Değerli okurlarım, Rusya Federasyonu'nun dünya siyasetinde ağırlığını giderek arttırdığı bir süreçten geçiyoruz. Bu tezi doğrulayan en önemli verilerden birini ABD'deki başkanlık sürecinde yaşanan bir tartışma oluşturdu. ABD'de, bir başkan adayı (Demokrat Parti adayı Hillary Clinton), diğer başkan adayını (Cumhuriyetçi Parti adayı Donald Trump) Putin'in kuklası olmakla eleştirdi. Eleştiriye uğrayan başkan adayı (Trump) ise diğerine (Clinton), Putin'in ona saygı duymadığını ifade ederek karşı atağa geçti. Öyle ya da böyle, Rusya, ABD başkanlık seçimlerinin temel polemik konusunu oluşturmayı başardı.

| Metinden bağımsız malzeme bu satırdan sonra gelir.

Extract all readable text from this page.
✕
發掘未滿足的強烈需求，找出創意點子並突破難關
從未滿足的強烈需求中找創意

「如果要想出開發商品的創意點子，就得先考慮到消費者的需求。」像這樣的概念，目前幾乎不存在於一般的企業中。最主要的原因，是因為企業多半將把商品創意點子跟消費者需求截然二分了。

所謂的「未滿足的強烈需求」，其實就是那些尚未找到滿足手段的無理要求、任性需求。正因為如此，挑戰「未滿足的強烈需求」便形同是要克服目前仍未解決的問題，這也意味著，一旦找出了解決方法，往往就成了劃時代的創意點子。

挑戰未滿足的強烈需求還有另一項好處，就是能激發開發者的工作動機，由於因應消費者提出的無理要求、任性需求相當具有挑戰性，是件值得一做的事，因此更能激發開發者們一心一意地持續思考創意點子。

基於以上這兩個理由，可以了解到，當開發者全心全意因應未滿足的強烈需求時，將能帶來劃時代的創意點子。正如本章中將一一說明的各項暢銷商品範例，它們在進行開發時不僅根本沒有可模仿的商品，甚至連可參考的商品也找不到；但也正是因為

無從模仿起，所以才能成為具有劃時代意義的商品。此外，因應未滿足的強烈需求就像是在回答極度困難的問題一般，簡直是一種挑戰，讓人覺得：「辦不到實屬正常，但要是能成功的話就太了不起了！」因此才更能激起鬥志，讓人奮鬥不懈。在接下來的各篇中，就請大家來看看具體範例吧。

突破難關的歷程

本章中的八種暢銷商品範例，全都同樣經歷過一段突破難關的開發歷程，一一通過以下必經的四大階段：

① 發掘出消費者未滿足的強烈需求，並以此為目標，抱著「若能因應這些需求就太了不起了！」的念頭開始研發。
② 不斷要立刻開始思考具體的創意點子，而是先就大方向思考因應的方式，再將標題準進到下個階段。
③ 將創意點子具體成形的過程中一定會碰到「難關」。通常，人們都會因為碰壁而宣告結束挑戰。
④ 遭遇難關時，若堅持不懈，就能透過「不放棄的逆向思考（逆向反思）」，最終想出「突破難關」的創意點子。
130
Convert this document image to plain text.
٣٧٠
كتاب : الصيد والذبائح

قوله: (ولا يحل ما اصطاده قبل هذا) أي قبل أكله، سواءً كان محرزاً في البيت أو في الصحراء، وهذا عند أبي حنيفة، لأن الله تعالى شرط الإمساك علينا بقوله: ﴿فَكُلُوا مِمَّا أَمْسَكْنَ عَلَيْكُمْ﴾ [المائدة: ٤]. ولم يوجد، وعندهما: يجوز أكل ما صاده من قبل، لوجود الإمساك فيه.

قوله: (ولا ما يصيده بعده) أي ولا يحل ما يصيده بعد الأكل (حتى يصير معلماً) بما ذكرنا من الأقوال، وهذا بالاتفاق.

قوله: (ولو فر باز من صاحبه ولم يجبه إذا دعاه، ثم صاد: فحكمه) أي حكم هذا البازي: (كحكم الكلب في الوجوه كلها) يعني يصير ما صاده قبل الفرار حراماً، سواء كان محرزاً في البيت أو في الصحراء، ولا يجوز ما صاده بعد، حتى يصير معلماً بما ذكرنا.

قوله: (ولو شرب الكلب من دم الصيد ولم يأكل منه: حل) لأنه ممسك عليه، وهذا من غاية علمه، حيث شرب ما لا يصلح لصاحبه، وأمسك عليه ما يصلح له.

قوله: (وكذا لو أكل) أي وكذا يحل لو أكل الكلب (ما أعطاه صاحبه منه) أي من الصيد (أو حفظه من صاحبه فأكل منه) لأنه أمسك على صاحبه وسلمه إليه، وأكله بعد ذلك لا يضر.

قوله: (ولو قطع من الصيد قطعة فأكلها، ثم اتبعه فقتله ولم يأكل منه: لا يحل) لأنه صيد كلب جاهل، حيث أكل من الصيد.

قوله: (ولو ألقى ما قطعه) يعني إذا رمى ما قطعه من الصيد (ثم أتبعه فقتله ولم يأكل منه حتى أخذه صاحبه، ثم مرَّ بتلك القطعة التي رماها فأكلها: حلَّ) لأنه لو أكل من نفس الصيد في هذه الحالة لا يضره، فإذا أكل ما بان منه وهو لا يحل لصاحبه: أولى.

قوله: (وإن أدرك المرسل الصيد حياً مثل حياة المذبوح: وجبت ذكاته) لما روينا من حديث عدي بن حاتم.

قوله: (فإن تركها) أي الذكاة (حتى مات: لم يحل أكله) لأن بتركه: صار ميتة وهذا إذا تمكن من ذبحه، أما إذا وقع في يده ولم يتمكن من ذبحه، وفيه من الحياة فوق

Aynı durum uzunca bir süredir Ortadoğu'da da geçerli. Rusya ile Suudi Arabistan arasında yapılan petrol arzının sınırlandırılması konusundaki anlaşma birçok dengeyi değiştiriyor. ABD de bir karşı atak ile İran ile işbirliği arayışında.

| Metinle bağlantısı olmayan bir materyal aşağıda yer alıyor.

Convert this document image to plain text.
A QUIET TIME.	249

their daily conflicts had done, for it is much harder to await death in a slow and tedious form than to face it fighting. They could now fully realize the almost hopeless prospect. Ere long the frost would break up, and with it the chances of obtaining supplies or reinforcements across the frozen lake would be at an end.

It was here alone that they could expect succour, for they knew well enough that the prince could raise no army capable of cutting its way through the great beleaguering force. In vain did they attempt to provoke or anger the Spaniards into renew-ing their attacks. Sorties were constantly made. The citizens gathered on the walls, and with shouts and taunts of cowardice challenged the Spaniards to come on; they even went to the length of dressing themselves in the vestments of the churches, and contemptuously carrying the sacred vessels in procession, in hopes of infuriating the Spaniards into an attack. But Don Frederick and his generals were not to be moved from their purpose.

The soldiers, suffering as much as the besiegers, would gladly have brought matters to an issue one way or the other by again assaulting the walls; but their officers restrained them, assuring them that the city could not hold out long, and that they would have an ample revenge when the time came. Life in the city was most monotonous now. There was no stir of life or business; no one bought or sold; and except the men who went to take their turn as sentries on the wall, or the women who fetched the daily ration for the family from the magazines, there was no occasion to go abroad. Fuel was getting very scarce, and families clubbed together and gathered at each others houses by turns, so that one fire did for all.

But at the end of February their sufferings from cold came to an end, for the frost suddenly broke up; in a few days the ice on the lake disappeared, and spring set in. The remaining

Ukrayna fiilen Rus ve Batı etki sahaları arasında bölündü. Rusya, Kırım'ı ilhakının ardından Rusların yoğun olduğu Doğu Ukrayna'da da etkinliğini arttırıyor.

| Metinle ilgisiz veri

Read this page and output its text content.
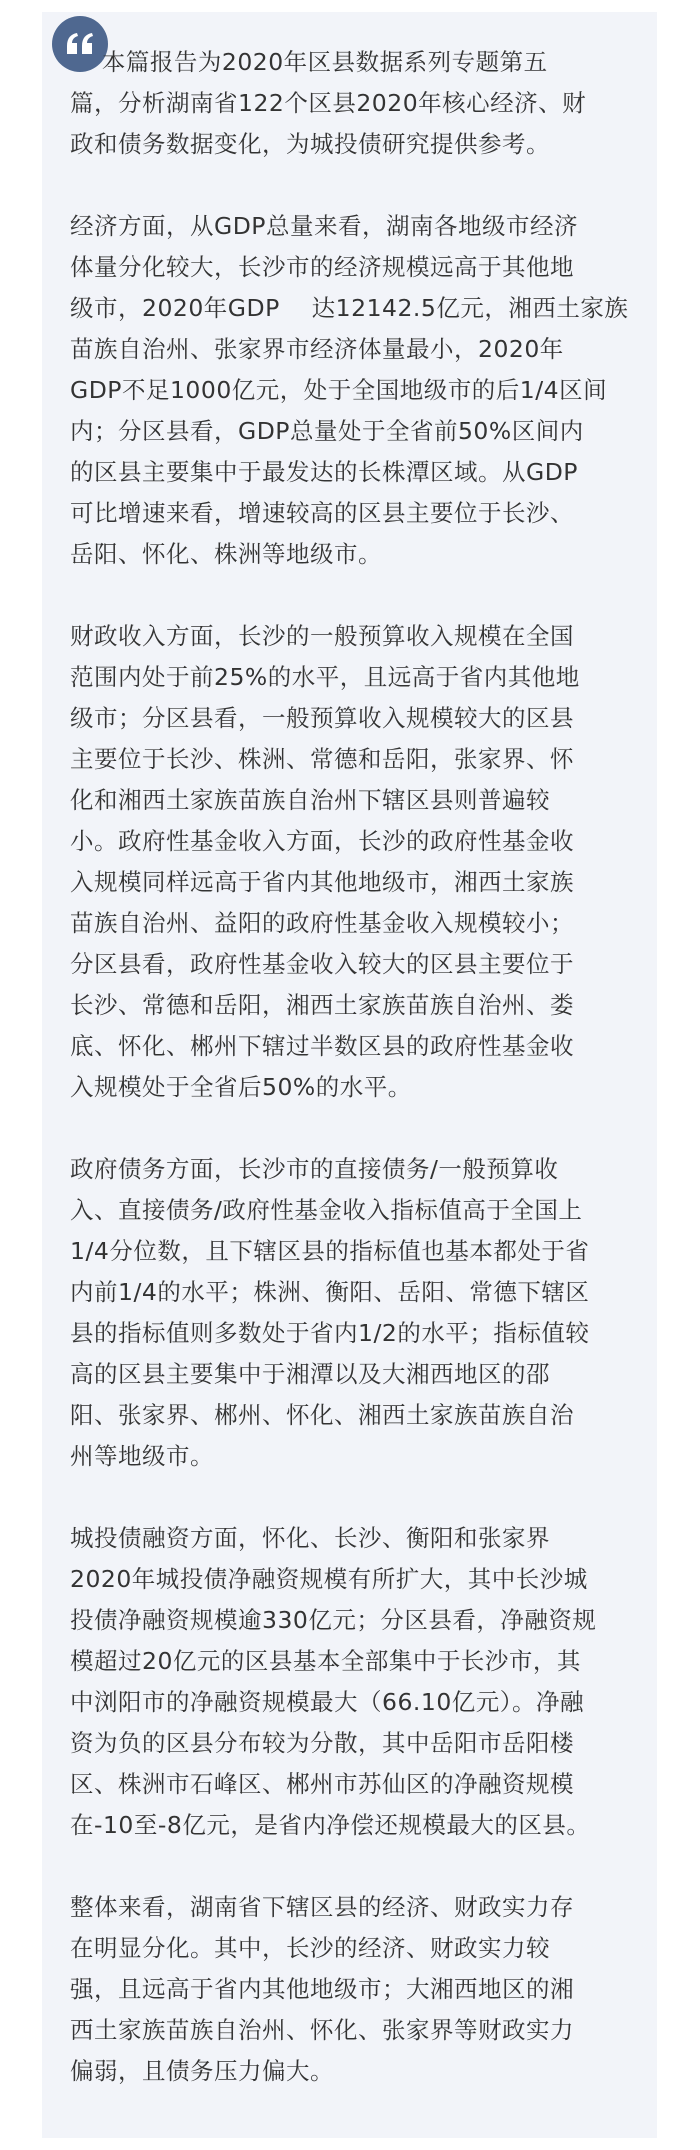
本篇报告为2020年区县数据系列专题第五
篇，分析湖南省122个区县2020年核心经济、财
政和债务数据变化，为城投债研究提供参考。
经济方面，从GDP总量来看，湖南各地级市经济
体量分化较大，长沙市的经济规模远高于其他地
级市，2020年GDP    达12142.5亿元，湘西土家族
苗族自治州、张家界市经济体量最小，2020年
GDP不足1000亿元，处于全国地级市的后1/4区间
内；分区县看，GDP总量处于全省前50%区间内
的区县主要集中于最发达的长株潭区域。从GDP
可比增速来看，增速较高的区县主要位于长沙、
岳阳、怀化、株洲等地级市。
财政收入方面，长沙的一般预算收入规模在全国
范围内处于前25%的水平，且远高于省内其他地
级市；分区县看，一般预算收入规模较大的区县
主要位于长沙、株洲、常德和岳阳，张家界、怀
化和湘西土家族苗族自治州下辖区县则普遍较
小。政府性基金收入方面，长沙的政府性基金收
入规模同样远高于省内其他地级市，湘西土家族
苗族自治州、益阳的政府性基金收入规模较小；
分区县看，政府性基金收入较大的区县主要位于
长沙、常德和岳阳，湘西土家族苗族自治州、娄
底、怀化、郴州下辖过半数区县的政府性基金收
入规模处于全省后50%的水平。
政府债务方面，长沙市的直接债务/一般预算收
入、直接债务/政府性基金收入指标值高于全国上
1/4分位数，且下辖区县的指标值也基本都处于省
内前1/4的水平；株洲、衡阳、岳阳、常德下辖区
县的指标值则多数处于省内1/2的水平；指标值较
高的区县主要集中于湘潭以及大湘西地区的邵
阳、张家界、郴州、怀化、湘西土家族苗族自治
州等地级市。
城投债融资方面，怀化、长沙、衡阳和张家界
2020年城投债净融资规模有所扩大，其中长沙城
投债净融资规模逾330亿元；分区县看，净融资规
模超过20亿元的区县基本全部集中于长沙市，其
中浏阳市的净融资规模最大（66.10亿元）。净融
资为负的区县分布较为分散，其中岳阳市岳阳楼
区、株洲市石峰区、郴州市苏仙区的净融资规模
在-10至-8亿元，是省内净偿还规模最大的区县。
整体来看，湖南省下辖区县的经济、财政实力存
在明显分化。其中，长沙的经济、财政实力较
强，且远高于省内其他地级市；大湘西地区的湘
西土家族苗族自治州、怀化、张家界等财政实力
偏弱，且债务压力偏大。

Türkiye-Rusya ilişkileri beklenmedik bir hızla gelişti. Türkiye ve Rusya devlet başkanlarının önemli dış politika adımlarını atarken birbirlerine danıştıkları haberleri basına yansıyor.
Tüm bunlar bölgesel ve küresel dengeler açısından oldukça önemli. ABD'de dahi siyasi tartışmaların merkezine taşınan Rusya, petrol fiyatlarının düşük tutulması ve ona karşı alınan diğer ekonomik tedbirlere rağmen, küresel aktör kimliğini ortaya koyuyor.
Türkiye, bu süreçte Rusya'yla ilişkilerini geliştirirken, geçmişte Batı bloğunun bir unsuru olurken düştüğü hataya düşmemeli. Kritik sektörlerde bu güce bağımlı kalmamalı. Yeni enerji koridoru anlaşmaları, Rusya'ya enerji bağımlılık düzeyimizi daha arttıracak bir sonuç doğurmamalı.
ABD'ye bağımlılığın yıkıcı sonuçlarını 1950'lerden beri yaşadık. Yaşamaya devam ediyoruz. Hangi güçle olursa olsun, bağımlılık ilişkilerinin ürettiği olumsuz sonuçları dikkatle değerlendirmeliyiz.